After consulting the new methodology with our current independent audit firm, we adopted as of the second quarter, a maturity-based valuation model for our CPI linker securities. Our initial intention was to apply this methodology solely to CPI linkers that is privately placed bonds, which is [indiscernible] due to their unique structure. However, the independent audit firm recommended us applying this method across the entire CPI linkers portfolio for consistency.
As a result, under this methodology, which discounts the total projected cash flows of the CPI linkers, using expected inflation and IRR, our CPI linkers interest income for the second quarter increased to TRY 51.7 billion, as Kamer mentioned in his presentation. We anticipate this front-loaded interest income impact to normalize over the coming quarters. Based on our preliminary guesstimates for the second half of the year, CPI linkers income is expected to be around TRY 40 billion, roughly corresponding to TRY 20 billion per quarter for the third and the fourth quarters. You can also refer to the audit report for this new methodology change. These are my key points I wanted to cover. Thank you. Over to you, Rob.

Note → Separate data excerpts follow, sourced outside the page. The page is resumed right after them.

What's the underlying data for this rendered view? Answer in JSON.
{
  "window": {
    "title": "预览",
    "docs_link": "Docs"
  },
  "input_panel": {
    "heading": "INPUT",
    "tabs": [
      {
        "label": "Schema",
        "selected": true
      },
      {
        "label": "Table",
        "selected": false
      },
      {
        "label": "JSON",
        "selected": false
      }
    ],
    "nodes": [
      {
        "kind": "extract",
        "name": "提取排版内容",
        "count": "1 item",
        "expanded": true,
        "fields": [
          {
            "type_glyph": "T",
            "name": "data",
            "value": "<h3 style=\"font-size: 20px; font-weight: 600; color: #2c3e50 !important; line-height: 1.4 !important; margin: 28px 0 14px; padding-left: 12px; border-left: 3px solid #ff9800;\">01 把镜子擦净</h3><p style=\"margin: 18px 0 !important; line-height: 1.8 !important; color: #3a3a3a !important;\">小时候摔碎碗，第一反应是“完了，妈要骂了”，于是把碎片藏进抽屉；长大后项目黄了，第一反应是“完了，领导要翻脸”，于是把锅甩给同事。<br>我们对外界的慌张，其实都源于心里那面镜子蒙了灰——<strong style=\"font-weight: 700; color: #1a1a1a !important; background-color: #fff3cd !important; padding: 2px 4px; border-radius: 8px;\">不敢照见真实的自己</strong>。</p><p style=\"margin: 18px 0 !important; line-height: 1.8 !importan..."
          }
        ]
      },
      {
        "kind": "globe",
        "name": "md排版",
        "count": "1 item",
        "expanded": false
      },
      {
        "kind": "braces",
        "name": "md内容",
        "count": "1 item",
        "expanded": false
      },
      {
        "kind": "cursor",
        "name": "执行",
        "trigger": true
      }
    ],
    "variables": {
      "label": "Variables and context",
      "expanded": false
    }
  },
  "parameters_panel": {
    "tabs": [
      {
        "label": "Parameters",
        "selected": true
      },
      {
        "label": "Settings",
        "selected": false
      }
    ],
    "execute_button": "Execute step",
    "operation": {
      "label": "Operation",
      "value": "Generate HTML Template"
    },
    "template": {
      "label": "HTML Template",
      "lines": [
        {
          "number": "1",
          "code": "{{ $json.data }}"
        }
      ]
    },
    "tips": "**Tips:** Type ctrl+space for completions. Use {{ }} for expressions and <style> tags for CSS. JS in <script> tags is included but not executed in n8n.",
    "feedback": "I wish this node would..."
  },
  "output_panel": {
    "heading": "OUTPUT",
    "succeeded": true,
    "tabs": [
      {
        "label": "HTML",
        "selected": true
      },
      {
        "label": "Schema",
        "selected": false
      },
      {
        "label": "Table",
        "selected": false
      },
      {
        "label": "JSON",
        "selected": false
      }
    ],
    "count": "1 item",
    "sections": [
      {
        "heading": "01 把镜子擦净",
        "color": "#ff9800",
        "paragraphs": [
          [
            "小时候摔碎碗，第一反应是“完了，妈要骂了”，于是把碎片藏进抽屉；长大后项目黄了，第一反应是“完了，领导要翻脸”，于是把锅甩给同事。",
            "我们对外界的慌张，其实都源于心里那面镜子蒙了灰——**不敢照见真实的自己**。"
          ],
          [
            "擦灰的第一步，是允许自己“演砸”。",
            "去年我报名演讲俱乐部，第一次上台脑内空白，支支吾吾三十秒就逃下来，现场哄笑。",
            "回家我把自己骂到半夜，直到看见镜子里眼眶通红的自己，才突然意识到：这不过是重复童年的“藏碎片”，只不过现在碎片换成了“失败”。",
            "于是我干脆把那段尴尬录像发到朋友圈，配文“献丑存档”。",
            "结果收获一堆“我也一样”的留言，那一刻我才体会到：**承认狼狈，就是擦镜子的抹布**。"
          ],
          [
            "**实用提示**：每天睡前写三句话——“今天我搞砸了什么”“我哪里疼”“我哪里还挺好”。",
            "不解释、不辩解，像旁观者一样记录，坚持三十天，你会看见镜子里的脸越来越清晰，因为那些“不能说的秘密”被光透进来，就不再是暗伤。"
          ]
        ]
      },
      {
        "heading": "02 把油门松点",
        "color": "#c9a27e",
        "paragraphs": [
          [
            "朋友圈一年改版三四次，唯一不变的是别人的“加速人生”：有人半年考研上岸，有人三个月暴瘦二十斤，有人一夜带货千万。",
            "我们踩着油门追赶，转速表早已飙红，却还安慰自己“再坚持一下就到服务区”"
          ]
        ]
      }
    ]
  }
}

Thank you. Thank you very much. Right, ladies and gentlemen, we will start our question-and-answer session [Operator Instructions] Right, the floor is now open to both audio and written questions. Thank you very much, ladies and gentleman [Operator Instructions] The question-and-answer session is opened right now.
Thank you very much for your interest and attention. If you have any follow-up questions, please feel free to contact us. Have a nice evening. Bye-bye.
Thank you very much, speakers, and thank you, ladies and gentlemen, for your participation. And that concludes today's conference call. You may now disconnect.